The slope values were calculated in such a way that zero corresponds to complete rectification
whereas a value of unity corresponds to linear summation of s1s1 and s2s2. Details of these quantifications can be found in Supplemental Experimental Procedures. To obtain the nonlinearities for the subunit model (insets in Figures 3A–3C), we calculated the ganglion cell response as a weighted sum of two inputs. The two inputs were selleck screening library generated from the respective stimulus components s1s1 and s2s2 by the same nonlinear function N(si)N(si). This function is parameterized as a power law for preferred stimuli with potentially incomplete rectification of nonpreferred stimuli. We determined the parameters of the nonlinear function for individual iso-response curves by a maximum-likelihood fit. To investigate the effect of subunit size on rectification in the iso-response curves for stimuli arranged in a checkerboard fashion (Figure 4C), we modeled a ganglion cell with 600 μm receptive field diameter, composed of circular subunits with varying sizes. Each subunit integrated the visual signal linearly and transmitted the result through a threshold-quadratic nonlinearity with incomplete rectification to the ganglion cell. The ganglion cell’s response was computed as a weighted sum over all subunit inputs, with weights determined
by a Gaussian curve, centered Selleck PCI-32765 on the midpoint of the ganglion cell receptive field.

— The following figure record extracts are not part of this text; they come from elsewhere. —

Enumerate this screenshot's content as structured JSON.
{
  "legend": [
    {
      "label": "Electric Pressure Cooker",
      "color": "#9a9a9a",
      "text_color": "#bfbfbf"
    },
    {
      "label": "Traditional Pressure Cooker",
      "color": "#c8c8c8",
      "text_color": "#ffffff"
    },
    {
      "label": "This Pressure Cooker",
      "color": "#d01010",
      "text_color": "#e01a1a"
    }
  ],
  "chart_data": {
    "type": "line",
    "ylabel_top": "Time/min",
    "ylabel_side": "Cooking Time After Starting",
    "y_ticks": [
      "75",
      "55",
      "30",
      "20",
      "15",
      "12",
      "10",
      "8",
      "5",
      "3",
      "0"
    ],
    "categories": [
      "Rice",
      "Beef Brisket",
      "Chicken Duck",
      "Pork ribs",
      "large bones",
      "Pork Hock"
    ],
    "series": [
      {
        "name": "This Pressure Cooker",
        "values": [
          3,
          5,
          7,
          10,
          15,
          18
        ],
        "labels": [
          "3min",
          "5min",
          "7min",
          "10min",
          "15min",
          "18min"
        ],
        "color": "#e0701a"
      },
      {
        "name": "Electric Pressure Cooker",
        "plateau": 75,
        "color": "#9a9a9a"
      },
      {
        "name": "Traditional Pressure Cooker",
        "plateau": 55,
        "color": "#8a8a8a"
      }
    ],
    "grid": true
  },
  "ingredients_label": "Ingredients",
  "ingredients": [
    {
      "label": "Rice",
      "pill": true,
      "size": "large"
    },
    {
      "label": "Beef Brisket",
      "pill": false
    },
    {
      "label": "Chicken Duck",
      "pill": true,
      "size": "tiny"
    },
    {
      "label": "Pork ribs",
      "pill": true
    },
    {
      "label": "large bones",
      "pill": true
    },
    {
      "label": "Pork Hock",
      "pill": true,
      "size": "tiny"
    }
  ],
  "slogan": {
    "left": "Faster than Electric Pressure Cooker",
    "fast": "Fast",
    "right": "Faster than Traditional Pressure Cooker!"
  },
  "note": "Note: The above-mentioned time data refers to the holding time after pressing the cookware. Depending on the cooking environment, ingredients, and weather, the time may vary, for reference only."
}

These responses were used to compute the slope of the iso-response curve in the same way as for the experimentally measured data. To quantitatively test the hypothesized circuit for homogeneity detectors based
on local inhibition (Figure 7C), we set up a model with two subunits that correspond to the inputs from each half of the receptive field. Each subunit comprises a bipolar cell and an amacrine cell. The bipolar cell transmits the contrast signal of its respective receptive field half as excitatory input to the homogeneity detector through a threshold-quadratic synaptic Terminal deoxynucleotidyl transferase nonlinearity. The amacrine cell receives the same excitatory input from the bipolar cell and provides inhibition through another threshold-quadratic nonlinearity. In addition, the amacrine cell signal is low-pass filtered to account for the temporal delay. From the integrated input to the homogeneity detector, we calculated iso-rate and iso-latency curves (Figures 7D and 7E). Details of the models are provided in Supplemental Experimental Procedures. We thank A. Borst for comments on the manuscript and the members of the Gollisch Lab for helpful discussions. This work was supported by the Max Planck Society, the German Initiative of Excellence, the International Human Frontier Science Program Organization, the German Ministry for Education and Research through the Bernstein Center for Computational Neuroscience Munich, and the Deutsche Forschungsgemeinschaft (DFG) through the Collaborative Research Center 889.